*sigh* had you read to the end where i speak of Stolzman and Gamberg, you will see that I maintain that any def but a marxist def "treats the symptom not the disease." that's a pretty blunt statement carrol. it's a really obvious statement in favor of marxist class analysis, particularly when the note it sounds is an applaud for that analysis at the end of a criticism of alternatives.
i agree that there is no common ground, but not because we differ about a marxist class analysis. we differ because you insist on there being a difference. you both seem thoroughly invested in defining your identity and entire raison d'etre on trashing everything everyone else says. critique is important, it is good. but misrepresenting repetitively is NOT.
dev/null works for me. next month's goal: linux box on line and procmail rule to send the detritus back into the aether. neither of you show any respect for the possibility of having a serious argument or discussion with someone except those you consider your allies. i am tired. i have been patient and reasonable purposefully lately, but to no avail. i must have typed "alan wolfe deserves to be criticized for much" in about 10 different places, at least. but yoshie continues to portray me as defending _every_ word he said. she keeps asking for textual evidence when she knows that i do not have the book right now and won't have it for awhile. she knows i've qualified what i've said with caveats that i might be wrong and that i'll eat crow. and yet she continually harps away. what is up with that?
in the course of a day, you have managed to misread me twice and yoshie has misrepresented everything i said. and she tried to suggest i was completely ignorant of my own discipline! lord! it is so bad carrol, that i have people writing me offlist who think i'm defending wolfe when in fact i said several times that i am not. that is because she keeps refusing to acknowledge what i type and twists my words and imputes positions to me that i do NOT hold.
what i ask is this: lots or crits of wolfe, but i am demanding informed criticism and something a little above slander.. i think doug was wrong on a couple of technical points. otherwise, there is plenty to criticize in wolfe. for the upmteenth time i say this!
both of you have driven me to tears of frustration.
i give up. you have worn me down. i like you a lot carrol and we've had productive conversations many times. but this blindspot and these bouts of purposeful misreadings have got to stop. there is solidarity to be built here, but not this way.
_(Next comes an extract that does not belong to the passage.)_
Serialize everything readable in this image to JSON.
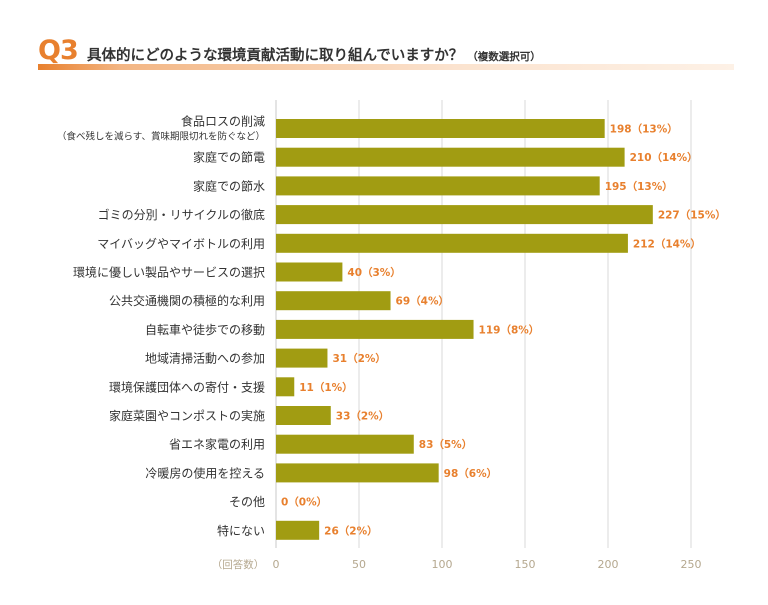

kelley At 02:40 PM 4/18/01 -0500, Carrol Cox wrote:
>Kelley Walker wrote:
> >
> > o Indeed, the debate over how to define and study class has been
> > central to the development of sociological theory.
>
>Kelley, this debate is really fruitless -- there is no common ground for
>it. Were you and I living in the same geographical area we might
>(probably would) be able to unite in terms of shared practice. And even
>in the rarified atmosphere of a maillist (as a browse through the
>archives would show) we share a good deal. But whenever the subject of
>class comes up, we are separate before we start. And I have argued this
>out with various sociologists going back to at least 1970. One can make
>the abstraction of "strata," just as one can make the abstraction of
>"humans-with-an-odd-number-of-
>remaining-teeth." The difference betwen them is that the latter is
>merely silly (though profoundly true) while the latter is a serious
>barrier to understanding capitalism. (Incidentally, the concept of
>strata is rather older than that of class -- it goes back to Plato. One
>of Marx's foundational achievements -- along with the recognition that
>what the object of knowledge is relations rather than the things related
>-- was his untangling of the concept of class from the trivialities of
>stratification. And the developed theories of stratification (from Weber
>on) have had no other real purpose or actual result (however expressed,
>and whatever the theorists _thought_ they were doing) but to hide the
>existence of the working class. Such theories probably also blur the
>outlines of the capitalist class, but it is the concealment of the
>working class from itself which is the real evil.